I'm a bit excited about this weekend. We have some fabulous new experiences planned, and of course there is just staying at the resort. This is a Disney "moderate" resort, not the Grand Floridian or the Animal Kingdom Lodge, and we got a discount room rate, and it gets "mixed" reviews on Trip Advisor. Most people sing its praises, and most of the negative reviews are written by...how can I put this? Assholes. They didn't like the food choices at the Pepper Market so they give the whole place one star. The tile in the bathroom "looks dated." Stuff like that. Some of the negative reviews are downright hilarious. Like the Canadian woman who learned there was an alligator in the lagoon and saw a palmetto bug in her room as she was checking out (Florida has alligators and palmetto bugs and Disney doesn't actually have any pixie dust that can direct them off the property; the bug probably wandered in while they were getting their stuff packed up and left the door open). She threw a melodramatic fit all over TripAdvisor! She was going to DIE, attacked by an alligator! She was TERRIFIED!! Nobody told her her life would be in DANGER, and on and on. When the front desk clerk at checkout gently said, "Yes ma'am, this is Florida," and didn't give her a discount for her trauma of VISITING FLORIDA and being TOLD there was an alligator in the water, she proceeded to crap all over the resort in an unintentionally hilarious review. She must be a delight to live with.

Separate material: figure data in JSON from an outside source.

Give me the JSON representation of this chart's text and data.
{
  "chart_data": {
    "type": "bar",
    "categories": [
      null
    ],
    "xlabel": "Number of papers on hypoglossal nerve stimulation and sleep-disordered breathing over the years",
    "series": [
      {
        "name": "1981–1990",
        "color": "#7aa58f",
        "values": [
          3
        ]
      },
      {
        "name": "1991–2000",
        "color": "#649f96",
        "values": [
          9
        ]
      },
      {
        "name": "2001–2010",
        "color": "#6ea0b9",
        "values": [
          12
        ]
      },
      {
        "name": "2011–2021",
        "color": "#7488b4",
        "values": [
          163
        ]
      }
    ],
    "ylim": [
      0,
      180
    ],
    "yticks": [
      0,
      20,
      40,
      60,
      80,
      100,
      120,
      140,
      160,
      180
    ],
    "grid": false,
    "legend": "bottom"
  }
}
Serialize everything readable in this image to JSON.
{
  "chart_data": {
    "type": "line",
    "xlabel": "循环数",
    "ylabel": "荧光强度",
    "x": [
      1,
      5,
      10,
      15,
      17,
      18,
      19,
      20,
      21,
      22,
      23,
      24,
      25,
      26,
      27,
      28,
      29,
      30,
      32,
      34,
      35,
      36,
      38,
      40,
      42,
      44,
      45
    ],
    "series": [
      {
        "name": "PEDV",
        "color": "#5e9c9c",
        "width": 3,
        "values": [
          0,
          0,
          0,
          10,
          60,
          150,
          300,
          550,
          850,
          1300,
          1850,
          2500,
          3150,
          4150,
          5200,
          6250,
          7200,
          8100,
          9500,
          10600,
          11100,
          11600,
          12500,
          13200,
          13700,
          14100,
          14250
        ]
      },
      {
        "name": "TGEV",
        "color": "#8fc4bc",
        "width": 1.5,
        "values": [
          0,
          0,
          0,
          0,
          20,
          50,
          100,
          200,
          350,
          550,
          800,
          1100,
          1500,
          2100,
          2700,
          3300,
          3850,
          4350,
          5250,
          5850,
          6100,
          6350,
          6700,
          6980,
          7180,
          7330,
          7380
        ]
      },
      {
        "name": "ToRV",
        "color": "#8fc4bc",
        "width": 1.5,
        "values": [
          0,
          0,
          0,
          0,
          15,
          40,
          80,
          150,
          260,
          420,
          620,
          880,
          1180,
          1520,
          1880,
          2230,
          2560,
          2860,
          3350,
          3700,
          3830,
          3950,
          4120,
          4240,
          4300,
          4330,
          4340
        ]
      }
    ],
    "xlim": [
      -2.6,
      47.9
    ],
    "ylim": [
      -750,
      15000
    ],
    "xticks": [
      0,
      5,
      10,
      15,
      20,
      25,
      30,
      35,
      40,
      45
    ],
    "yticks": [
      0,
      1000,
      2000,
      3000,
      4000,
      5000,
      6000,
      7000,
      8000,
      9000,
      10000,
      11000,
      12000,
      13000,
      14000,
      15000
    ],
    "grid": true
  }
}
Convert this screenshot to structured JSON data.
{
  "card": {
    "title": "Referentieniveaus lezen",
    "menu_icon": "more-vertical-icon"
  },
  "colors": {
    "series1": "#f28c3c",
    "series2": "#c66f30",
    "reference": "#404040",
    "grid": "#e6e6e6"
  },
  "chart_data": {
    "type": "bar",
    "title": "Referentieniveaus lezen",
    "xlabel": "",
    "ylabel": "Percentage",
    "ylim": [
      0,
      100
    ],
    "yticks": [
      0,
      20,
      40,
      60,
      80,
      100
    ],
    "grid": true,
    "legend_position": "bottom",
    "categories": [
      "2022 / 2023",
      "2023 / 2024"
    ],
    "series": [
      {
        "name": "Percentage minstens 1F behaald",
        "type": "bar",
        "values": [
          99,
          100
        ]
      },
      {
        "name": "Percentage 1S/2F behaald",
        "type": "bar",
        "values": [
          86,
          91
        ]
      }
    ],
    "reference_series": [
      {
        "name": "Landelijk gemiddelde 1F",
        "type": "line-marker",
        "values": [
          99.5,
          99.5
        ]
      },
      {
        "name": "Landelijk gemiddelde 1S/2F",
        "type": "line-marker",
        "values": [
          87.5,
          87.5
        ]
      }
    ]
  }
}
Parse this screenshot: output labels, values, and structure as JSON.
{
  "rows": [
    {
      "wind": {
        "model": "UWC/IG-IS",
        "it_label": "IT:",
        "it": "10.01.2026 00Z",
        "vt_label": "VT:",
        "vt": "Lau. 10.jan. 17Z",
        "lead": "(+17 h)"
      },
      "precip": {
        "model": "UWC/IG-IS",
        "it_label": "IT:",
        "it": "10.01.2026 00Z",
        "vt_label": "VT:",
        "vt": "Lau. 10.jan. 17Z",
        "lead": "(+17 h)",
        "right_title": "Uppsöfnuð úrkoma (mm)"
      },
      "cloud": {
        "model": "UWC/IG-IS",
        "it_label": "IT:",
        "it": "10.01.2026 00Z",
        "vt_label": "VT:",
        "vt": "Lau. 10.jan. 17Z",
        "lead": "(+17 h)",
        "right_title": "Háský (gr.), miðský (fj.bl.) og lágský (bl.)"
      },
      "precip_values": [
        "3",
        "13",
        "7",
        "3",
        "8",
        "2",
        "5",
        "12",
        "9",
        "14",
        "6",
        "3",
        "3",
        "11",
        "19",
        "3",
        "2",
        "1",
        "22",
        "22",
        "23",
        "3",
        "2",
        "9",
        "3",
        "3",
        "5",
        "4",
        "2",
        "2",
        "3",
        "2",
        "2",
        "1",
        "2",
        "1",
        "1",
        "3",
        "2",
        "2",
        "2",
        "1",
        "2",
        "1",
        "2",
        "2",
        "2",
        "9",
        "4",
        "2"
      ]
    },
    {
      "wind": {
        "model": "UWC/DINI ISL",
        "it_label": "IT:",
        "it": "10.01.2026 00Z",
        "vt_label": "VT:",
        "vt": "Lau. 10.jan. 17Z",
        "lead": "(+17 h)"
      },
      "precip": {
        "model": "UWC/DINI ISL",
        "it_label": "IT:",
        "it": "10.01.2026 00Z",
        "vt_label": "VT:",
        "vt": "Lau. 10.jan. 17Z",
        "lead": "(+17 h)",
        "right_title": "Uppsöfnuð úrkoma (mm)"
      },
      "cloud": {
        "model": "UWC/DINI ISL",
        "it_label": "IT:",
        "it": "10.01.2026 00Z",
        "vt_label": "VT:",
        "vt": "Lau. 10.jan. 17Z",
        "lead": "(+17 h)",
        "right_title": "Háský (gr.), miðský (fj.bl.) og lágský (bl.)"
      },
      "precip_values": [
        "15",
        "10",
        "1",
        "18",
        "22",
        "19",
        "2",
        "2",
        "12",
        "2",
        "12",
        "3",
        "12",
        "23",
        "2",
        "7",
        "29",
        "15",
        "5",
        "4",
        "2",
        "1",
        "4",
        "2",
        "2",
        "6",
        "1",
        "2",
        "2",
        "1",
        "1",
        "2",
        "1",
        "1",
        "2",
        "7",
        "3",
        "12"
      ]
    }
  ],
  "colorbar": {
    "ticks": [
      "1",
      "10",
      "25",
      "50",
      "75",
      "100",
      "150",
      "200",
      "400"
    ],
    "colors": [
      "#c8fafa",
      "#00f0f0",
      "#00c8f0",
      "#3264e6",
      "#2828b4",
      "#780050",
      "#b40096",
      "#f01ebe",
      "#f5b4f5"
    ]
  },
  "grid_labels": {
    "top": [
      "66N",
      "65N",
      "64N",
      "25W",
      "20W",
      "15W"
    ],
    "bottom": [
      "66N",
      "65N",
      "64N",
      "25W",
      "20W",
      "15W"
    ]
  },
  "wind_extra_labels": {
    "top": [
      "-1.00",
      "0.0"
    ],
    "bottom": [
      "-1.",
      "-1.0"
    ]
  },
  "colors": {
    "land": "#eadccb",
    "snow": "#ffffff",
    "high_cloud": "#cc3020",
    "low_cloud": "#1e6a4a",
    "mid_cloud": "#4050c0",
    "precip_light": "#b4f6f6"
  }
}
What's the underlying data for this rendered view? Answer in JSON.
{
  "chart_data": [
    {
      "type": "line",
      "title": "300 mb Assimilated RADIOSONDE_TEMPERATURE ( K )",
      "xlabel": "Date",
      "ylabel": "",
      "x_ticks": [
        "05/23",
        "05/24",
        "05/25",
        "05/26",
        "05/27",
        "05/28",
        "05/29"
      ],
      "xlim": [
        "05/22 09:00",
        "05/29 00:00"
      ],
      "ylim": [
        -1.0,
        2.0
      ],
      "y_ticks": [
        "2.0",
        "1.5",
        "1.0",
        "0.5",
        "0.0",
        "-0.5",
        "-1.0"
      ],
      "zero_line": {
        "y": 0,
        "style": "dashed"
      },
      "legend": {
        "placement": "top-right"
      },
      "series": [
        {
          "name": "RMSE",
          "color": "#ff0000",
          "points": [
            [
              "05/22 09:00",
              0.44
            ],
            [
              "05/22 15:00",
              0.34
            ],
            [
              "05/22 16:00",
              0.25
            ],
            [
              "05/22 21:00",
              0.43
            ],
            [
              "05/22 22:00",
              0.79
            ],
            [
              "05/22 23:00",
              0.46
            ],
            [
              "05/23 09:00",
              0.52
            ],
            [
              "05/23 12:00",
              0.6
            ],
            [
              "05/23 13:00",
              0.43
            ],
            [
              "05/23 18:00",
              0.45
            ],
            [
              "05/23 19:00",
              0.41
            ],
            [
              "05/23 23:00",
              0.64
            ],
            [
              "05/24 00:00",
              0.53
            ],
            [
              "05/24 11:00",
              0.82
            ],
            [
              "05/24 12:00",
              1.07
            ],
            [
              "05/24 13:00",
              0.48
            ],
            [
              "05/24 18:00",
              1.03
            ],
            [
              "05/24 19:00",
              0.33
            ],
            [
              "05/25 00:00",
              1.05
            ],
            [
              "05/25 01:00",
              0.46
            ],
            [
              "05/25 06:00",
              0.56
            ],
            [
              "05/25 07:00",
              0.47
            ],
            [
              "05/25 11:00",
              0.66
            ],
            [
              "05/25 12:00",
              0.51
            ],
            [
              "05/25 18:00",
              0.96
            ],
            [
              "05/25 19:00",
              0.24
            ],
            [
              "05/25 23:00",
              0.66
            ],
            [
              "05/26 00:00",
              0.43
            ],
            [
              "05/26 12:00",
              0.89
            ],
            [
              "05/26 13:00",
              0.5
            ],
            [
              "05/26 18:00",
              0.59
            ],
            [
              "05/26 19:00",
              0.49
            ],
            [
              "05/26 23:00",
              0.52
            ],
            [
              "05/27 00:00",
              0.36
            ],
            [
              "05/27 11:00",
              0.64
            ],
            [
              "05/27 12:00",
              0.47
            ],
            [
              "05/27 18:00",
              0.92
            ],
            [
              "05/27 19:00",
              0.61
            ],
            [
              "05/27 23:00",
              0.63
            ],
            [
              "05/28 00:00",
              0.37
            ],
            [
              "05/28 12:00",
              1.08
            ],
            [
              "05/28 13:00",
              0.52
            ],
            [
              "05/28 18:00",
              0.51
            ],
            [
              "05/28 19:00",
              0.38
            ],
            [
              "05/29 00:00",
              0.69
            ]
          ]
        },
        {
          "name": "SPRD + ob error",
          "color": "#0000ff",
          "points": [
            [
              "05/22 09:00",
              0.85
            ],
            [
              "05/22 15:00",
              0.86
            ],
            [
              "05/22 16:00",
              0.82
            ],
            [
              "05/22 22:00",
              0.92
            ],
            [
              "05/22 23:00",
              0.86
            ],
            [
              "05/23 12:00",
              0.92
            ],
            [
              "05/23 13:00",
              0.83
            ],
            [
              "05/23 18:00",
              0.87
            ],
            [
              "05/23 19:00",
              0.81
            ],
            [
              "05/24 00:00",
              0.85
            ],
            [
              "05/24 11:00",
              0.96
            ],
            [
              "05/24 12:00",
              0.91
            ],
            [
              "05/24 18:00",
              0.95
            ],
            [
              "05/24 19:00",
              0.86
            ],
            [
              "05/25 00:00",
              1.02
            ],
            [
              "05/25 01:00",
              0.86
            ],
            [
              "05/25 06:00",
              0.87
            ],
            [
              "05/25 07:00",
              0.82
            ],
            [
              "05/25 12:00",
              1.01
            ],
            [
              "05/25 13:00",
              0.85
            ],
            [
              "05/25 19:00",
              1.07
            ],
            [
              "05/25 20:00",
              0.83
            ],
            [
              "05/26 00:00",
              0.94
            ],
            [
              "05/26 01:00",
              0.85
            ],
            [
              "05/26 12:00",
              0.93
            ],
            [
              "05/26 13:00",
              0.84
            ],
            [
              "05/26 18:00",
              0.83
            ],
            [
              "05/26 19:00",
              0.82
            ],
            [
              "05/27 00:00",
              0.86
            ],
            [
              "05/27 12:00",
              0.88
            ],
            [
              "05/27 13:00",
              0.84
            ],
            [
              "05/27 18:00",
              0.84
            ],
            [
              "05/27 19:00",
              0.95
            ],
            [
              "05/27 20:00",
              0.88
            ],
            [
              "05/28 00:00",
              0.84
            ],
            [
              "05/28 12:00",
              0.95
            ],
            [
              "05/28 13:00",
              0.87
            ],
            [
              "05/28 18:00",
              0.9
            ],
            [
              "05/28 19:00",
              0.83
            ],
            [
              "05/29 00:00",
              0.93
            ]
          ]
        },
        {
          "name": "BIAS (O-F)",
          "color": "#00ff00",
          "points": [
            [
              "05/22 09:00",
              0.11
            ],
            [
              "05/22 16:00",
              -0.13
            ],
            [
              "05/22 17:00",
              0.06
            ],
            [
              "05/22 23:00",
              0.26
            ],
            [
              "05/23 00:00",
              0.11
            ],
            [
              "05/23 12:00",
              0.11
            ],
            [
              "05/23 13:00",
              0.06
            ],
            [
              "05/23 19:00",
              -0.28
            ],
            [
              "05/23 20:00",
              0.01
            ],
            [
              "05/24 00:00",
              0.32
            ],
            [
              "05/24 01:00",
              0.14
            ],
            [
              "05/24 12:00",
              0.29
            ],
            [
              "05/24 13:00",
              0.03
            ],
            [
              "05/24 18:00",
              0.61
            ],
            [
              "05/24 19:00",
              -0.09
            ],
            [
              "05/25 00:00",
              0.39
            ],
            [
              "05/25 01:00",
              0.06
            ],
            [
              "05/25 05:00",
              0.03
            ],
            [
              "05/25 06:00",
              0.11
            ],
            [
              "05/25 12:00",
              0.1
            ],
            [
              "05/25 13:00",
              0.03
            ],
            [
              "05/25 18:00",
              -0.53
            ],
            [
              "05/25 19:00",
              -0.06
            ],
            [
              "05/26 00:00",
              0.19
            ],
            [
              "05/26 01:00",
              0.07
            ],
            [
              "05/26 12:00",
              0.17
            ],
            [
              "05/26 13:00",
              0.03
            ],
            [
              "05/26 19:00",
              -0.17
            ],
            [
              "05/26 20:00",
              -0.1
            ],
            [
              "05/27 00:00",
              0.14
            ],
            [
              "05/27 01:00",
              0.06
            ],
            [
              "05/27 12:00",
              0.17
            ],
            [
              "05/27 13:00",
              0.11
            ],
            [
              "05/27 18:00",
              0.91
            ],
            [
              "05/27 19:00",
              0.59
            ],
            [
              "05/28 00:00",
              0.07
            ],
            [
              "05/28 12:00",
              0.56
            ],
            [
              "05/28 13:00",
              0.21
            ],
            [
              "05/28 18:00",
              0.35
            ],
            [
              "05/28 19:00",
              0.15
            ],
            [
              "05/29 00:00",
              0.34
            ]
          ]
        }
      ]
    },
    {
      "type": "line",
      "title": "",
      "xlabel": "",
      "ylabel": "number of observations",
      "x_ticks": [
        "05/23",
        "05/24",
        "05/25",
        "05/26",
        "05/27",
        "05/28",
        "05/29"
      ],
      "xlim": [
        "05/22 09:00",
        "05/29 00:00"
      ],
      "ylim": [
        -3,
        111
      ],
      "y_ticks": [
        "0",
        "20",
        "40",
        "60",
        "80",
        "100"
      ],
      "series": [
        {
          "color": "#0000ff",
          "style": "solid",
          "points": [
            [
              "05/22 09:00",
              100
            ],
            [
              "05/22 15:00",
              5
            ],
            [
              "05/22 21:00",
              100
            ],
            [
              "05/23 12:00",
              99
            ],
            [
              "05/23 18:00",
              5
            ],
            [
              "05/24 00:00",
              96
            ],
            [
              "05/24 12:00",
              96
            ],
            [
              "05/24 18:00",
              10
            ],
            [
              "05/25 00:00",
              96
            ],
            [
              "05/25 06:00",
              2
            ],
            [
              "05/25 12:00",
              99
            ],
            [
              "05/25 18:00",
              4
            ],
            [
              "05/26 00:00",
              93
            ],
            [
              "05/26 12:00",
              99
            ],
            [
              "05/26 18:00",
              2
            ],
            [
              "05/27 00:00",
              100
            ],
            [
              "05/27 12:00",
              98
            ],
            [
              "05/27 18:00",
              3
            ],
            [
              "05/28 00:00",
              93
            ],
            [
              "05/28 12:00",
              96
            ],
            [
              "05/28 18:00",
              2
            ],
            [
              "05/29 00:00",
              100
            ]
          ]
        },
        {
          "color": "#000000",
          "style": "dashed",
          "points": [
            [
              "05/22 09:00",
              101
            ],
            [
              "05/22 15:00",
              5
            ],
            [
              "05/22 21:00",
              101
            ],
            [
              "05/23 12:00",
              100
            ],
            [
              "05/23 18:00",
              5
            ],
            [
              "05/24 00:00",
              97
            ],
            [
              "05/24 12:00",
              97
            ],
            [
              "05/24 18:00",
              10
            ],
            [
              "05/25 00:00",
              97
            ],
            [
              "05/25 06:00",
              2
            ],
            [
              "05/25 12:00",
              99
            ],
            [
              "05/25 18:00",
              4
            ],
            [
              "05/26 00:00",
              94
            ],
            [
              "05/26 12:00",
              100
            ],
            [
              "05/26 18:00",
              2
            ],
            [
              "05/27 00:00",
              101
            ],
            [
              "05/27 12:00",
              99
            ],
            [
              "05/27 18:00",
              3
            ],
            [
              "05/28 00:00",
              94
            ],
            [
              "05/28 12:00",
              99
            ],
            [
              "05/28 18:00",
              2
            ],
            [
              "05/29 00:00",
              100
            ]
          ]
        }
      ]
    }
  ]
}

I am not put off by an alligator in the lagoon, nor am I bothered by the people who bitch that the decor looks "dated," or any of the other one star whines. The biggest complaint is that OMG, it's so BIG, you have to WALK SO MUCH! Honey, if you're whining about walking to your room at the resort, the parks are gonna kill your lazy ass. It's Disney. You walk. A lot. You sweat. A lot. Whining about walking at Disney is like whining about...alligators in every body of water in Florida. I work in a neat, manicured, suburban office park. We have an alligator in the office park lake. The alligator in the Coronado Springs Resort lagoon thinks that woman was a hysterical idiot and is glad the front desk didn't pander to her obvious trolling for a discount.
The people who like the resort sound a lot more fun. They rave about the lush landscaping and the pool and the poolside games for the kids, and the playground designed like an Mayan archaeological dig, and apparently there's a bartender named Jesus who makes a fabulous margarita. I plan to make it my mission to meet this god of margaritas.
I am not bringing my wee little laptop with me on this trip. I will have my camera and my iPhone so of course I'll be connected to the world, but I do want to take these two nights and three days to unplug from reality as much as I can, and immerse myself in Disney magic and the resort experiences and many, many margaritas.
I'm off to launder and pack and write neurotic dog mom instructions to Sophie's sitter. I'll check in here with far too many photos probably next Tuesday. I suspect I'll be too exhausted Monday night.